The comprehensive approach leverages internal telemetry to capture real-time power draw across the entire serving stack, mapping LLM jobs to machine IDs and aggregating energy consumption over both active and idle periods. Overhead energy is incorporated via the Power Usage Effectiveness (PUE) metric, and exclusions are transparently documented (e.g., external networking, end-user devices, and training energy).

Empirical Results: Energy, Emissions, and Water Consumption

Applying the methodology to Gemini Apps, the median text prompt in May 2025 consumed 0.24 Wh of energy, generated 0.03 gCO$_2$e, and used 0.26 mL of water. These values are substantially lower than many public estimates and prior measurements, which often report per-prompt energy consumption an order of magnitude higher due to narrower boundaries and less efficient serving conditions.

Figure 2: Energy per prompt for large production AI models versus LMArena score, illustrating wide variability in published metrics and the impact of measurement boundary.

The breakdown of energy consumption per prompt is as follows: active AI accelerators (58%), host CPU/DRAM (25%), idle machines (10%), and data center overhead (8%).

Figure 3: Components of total LLM energy consumption per prompt across the production serving stack, based on the comprehensive measurement approach.

Emissions are calculated using market-based (MB) grid emission factors and include both operational (Scope 2) and embodied (Scope 1+3) contributions. Water consumption is normalized via the Water Usage Effectiveness (WUE) metric, with Google's data centers averaging 1.15 L/kWh for consumptive use.

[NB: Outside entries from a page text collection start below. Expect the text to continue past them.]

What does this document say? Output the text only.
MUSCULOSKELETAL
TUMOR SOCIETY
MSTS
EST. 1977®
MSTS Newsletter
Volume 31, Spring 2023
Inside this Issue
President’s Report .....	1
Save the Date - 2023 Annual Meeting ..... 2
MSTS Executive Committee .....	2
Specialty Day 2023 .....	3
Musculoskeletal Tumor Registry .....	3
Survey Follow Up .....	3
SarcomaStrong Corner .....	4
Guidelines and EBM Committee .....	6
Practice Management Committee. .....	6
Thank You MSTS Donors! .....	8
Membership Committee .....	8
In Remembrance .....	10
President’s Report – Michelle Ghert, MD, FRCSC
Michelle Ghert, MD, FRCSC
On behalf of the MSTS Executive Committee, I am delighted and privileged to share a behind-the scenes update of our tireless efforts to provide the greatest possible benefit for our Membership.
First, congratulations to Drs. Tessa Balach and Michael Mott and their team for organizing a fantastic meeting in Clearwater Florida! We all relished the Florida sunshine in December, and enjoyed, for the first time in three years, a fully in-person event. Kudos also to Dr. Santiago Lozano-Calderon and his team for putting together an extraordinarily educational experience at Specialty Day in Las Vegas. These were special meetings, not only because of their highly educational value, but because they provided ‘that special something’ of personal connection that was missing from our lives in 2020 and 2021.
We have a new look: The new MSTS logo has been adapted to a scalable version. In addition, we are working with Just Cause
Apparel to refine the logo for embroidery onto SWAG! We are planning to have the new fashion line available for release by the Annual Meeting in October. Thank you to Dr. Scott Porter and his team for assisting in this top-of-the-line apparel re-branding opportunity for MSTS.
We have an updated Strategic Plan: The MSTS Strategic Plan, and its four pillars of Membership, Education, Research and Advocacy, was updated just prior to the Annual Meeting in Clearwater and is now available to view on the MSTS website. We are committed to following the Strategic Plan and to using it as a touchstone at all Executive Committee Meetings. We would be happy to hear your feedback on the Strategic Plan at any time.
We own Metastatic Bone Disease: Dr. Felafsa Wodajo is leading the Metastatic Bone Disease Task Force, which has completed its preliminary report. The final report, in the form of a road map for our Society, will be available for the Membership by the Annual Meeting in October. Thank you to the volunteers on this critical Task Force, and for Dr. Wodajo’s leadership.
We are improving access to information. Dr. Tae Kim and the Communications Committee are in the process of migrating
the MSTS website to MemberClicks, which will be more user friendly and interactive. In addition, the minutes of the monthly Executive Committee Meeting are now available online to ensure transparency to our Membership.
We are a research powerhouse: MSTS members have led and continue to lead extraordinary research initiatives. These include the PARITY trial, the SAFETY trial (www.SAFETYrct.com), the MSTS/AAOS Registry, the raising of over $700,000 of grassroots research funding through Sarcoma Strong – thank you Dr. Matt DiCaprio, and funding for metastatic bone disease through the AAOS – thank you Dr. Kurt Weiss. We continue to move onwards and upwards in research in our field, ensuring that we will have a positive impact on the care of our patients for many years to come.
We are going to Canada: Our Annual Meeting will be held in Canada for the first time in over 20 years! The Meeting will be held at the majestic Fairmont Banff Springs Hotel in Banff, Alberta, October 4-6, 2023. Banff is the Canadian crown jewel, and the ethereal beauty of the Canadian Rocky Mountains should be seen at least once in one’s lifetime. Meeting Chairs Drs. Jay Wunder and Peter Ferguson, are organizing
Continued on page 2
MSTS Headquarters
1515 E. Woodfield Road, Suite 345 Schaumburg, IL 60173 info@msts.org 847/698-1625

Efficiency Gains and Environmental Trends

A notable finding is the dramatic improvement in environmental efficiency over a 12-month period. The median Gemini Apps prompt saw a 33x reduction in energy consumption and a 44x reduction in total emissions, driven by software optimizations, improved hardware utilization, clean energy procurement, and reductions in embodied emissions.

Figure 4: Median Gemini Apps text prompt emissions over time, showing a 47x reduction in Scope 2 MB emissions and a 36x reduction in Scope 1+3 emissions per prompt.

Key contributors to these gains include:

• Model architecture improvements (e.g., Mixture-of-Experts, efficient attention mechanisms)
• Quantization and distillation for serving-optimized models
• Speculative decoding and batch inference for higher hardware utilization
• Custom TPU hardware co-designed for energy efficiency
• Dynamic resource allocation to minimize idle energy
• Ultra-efficient data centers (fleet-wide PUE of 1.09)
• Aggressive clean energy procurement (30% reduction in MB emissions factor from 2023 to 2024)

Implications and Future Directions

The results demonstrate that comprehensive, in-situ measurement yields more accurate and actionable environmental metrics for AI serving. The findings challenge prevailing estimates and highlight the necessity of standardized measurement boundaries for cross-provider comparability and effective optimization. The methodology enables identification of efficiency hotspots and incentivizes improvements across the full serving stack, not just model or hardware design.

Theoretical implications include the need to revisit lifecycle analyses of AI systems, incorporating operational realities of large-scale deployment. Practically, the approach provides a template for other providers to adopt, facilitating industry-wide transparency and accountability. Future work should extend comprehensive measurement to training workloads, integrate site-specific normalization for water and emissions, and explore further hardware-software co-design for environmental optimization.

Conclusion

This paper establishes a comprehensive framework for measuring the environmental impact of AI inference at production scale, revealing that existing, narrow approaches substantially underestimate true costs. For Gemini Apps, the median prompt's energy, emissions, and water usage are lower than previously reported, attributable to efficient serving practices and holistic measurement. The work underscores the importance of standardized, full-stack metrics for driving environmental efficiency in AI deployment and advocates for their widespread adoption as AI continues to scale globally.